Соседи по луже в палате заставят вертеться вокруг неё с прощальным платком и поднимая свежесть волн за океанскими коридорами, проводят мой тонущий лагерь к солёному дну из слёзного металла. Я запрусь в ванной келье, чтобы оплакивать отражения среди зеркал, когда те посеребрят глаза своими переливчатыми лучами, чтобы молитвы не преувеличивались в фарфоровом зрачке на щепке расколотой раковины.

Дома при солнце рассекут коньком крыш оранжевый торт, который будет сползать к фундаменту со сливками заката, чтобы в конечном итоге упасть надвое засахаренной верхушкой в траву. Лечебница вывернется в дыму от окраин, которые жгут ветрами свои взбудораженные листья из колючего венка луны при только-только посиневшем виске небесного горизонта. Кровь упадёт от рассечения на дымоход, чтобы окрасить розовую неподъёмность тумана у крыши своими густыми лучами из лунной пульсирующей по овалу коричневой пены.

Испечь свою тревожную полоску, которая облегает куст от начала ночи и до конечной приторной точки у цветника в углу для туалетов и ванн, чтобы туда с никотиновым блеском сползала вся утренняя безжизненность кислорода из покусанной по зализанным швам пижамной клетки.

Ворочаю свои тюльпаны на пластинке и ныряю в суп винила, который уже стекает на горячие лепестки ресниц, чтобы подвести к ним переигранное солнце. Деревня в полевой черноте уже прояснялась до голубой дымки над туманными чердаками, которые свесившись на клёны, гнали с рубежей птиц и лиственные между рёбер стаи поздно опадающего и извилистого хвороста.

Он выйдет без ботинок к асфальту не в одном только носке, который не прижмётся к пальцам плотно и поэтому будет пылиться и цепляться за сухие клочья трав на обочине.
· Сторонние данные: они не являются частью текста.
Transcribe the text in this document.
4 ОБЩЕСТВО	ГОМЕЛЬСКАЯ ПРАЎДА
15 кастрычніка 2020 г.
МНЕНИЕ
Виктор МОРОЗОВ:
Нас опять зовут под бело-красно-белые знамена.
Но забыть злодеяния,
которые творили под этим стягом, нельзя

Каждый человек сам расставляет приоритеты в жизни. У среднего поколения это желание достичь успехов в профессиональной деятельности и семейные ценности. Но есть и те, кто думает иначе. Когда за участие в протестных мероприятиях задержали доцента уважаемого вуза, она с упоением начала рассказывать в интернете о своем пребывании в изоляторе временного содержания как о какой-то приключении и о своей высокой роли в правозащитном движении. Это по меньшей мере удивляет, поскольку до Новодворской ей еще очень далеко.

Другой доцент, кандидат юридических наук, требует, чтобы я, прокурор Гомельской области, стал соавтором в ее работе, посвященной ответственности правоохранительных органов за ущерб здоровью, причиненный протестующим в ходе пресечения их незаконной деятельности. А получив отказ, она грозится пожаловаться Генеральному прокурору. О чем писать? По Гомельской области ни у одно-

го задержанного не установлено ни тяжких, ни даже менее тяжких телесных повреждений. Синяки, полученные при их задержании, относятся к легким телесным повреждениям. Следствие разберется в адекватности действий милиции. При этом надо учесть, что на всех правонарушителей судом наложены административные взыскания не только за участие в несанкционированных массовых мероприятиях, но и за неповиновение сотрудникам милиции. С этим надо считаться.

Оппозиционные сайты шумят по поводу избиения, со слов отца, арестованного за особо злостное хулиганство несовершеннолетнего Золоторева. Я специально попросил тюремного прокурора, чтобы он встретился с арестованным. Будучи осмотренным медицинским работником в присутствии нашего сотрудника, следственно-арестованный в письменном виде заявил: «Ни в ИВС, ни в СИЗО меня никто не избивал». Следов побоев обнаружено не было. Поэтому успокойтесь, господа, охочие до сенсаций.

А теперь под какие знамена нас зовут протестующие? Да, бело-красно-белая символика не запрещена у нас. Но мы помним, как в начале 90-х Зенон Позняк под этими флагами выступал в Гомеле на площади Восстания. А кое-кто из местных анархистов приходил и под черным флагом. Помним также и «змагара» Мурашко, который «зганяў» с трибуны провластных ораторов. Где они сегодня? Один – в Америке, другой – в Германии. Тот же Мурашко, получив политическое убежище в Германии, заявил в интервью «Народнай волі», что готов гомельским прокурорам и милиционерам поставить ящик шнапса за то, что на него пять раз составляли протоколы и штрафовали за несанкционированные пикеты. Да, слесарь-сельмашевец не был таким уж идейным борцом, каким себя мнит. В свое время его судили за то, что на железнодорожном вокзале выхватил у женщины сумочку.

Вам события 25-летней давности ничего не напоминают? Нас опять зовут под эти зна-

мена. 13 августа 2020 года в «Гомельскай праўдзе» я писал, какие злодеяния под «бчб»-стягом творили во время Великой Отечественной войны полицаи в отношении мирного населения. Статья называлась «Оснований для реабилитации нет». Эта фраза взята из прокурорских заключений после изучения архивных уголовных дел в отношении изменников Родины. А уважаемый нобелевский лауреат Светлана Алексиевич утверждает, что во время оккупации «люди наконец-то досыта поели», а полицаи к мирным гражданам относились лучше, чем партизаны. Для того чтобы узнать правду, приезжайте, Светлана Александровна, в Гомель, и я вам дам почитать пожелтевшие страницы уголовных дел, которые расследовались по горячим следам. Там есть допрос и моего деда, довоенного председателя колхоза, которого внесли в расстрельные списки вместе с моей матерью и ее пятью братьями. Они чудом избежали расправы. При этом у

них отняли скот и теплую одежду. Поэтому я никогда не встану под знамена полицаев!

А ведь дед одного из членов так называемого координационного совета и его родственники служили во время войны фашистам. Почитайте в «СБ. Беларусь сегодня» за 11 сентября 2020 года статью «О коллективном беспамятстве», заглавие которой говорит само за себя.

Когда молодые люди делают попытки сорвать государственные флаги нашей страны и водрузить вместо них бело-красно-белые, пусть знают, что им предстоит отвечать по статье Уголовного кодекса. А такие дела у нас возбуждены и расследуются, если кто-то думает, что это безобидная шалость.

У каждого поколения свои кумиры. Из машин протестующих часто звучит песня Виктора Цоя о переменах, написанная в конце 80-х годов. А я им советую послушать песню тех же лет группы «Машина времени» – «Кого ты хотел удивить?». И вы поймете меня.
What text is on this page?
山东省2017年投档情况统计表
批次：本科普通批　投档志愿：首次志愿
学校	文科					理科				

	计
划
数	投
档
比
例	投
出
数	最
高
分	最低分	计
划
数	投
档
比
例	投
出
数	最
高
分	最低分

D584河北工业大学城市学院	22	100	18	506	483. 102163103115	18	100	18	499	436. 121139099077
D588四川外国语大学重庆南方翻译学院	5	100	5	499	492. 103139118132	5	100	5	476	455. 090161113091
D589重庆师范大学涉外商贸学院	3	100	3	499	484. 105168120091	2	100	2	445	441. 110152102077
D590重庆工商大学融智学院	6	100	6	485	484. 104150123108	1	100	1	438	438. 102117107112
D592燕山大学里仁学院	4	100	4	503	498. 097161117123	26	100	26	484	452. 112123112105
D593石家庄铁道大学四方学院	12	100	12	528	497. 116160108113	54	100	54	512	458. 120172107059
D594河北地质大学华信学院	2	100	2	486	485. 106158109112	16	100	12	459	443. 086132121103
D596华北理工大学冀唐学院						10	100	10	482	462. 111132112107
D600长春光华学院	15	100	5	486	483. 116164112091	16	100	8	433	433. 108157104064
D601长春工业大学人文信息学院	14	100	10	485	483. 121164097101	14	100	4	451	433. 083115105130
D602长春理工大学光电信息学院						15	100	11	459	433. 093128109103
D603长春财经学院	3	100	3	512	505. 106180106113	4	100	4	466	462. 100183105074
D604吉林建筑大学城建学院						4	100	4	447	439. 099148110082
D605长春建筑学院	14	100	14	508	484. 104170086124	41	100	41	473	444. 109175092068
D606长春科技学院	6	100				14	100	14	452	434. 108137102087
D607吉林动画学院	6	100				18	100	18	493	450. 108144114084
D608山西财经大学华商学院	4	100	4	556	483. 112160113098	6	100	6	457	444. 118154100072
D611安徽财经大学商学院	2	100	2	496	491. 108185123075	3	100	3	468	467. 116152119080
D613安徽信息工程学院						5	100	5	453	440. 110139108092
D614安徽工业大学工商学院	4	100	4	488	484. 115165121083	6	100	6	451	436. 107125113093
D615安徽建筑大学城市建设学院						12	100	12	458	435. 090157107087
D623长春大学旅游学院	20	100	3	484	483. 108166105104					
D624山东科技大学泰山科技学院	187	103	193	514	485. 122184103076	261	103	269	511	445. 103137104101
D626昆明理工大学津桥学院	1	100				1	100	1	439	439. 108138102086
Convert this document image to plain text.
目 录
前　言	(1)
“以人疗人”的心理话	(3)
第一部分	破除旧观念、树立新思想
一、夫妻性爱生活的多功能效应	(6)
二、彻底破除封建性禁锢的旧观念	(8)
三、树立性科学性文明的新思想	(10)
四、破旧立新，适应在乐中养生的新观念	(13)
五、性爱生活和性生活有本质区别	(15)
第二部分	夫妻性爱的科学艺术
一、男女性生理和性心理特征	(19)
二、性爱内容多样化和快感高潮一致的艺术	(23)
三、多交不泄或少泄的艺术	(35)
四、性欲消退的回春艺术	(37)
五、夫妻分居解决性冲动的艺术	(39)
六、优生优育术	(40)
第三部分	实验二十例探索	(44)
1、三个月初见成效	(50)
Все вместе мы отойдём от ламп и в теряющейся к низу асфальта темноте будем искать угловатости по обе стороны, чтобы держась за остроконечные ромбы вертикалей суметь найти по пути до кладбища дедовский фонарик, который утратил ясность и теперь лишь преувеличенно мерцает в белой кроне распушившегося дуба, к ветви которого выпрыгнет из луча и моя неловкая тень.

Луна в первенстве лучей подсушит своим кремом ещё вчера разнеженный травами снег, чтобы лакируя мои ботинки шипами обитого в морозе света, не придать моим в поле шагам звуков и значений. Бояться аллеи, которая в расфуфыренной фонарями бровке спрячет парочку для поцелуя, когда возле промелькнёт брошенный в центр скользкий мяч луны. Ночь пугает своими плохо подбитыми в грядке болтами, которые могут отвертеться от бессонницы и скатить её в мою плацкартную оранжерею с бархатистыми поездами, где люди облившись до дыр жёлтой смолой спят на скорости без шпал.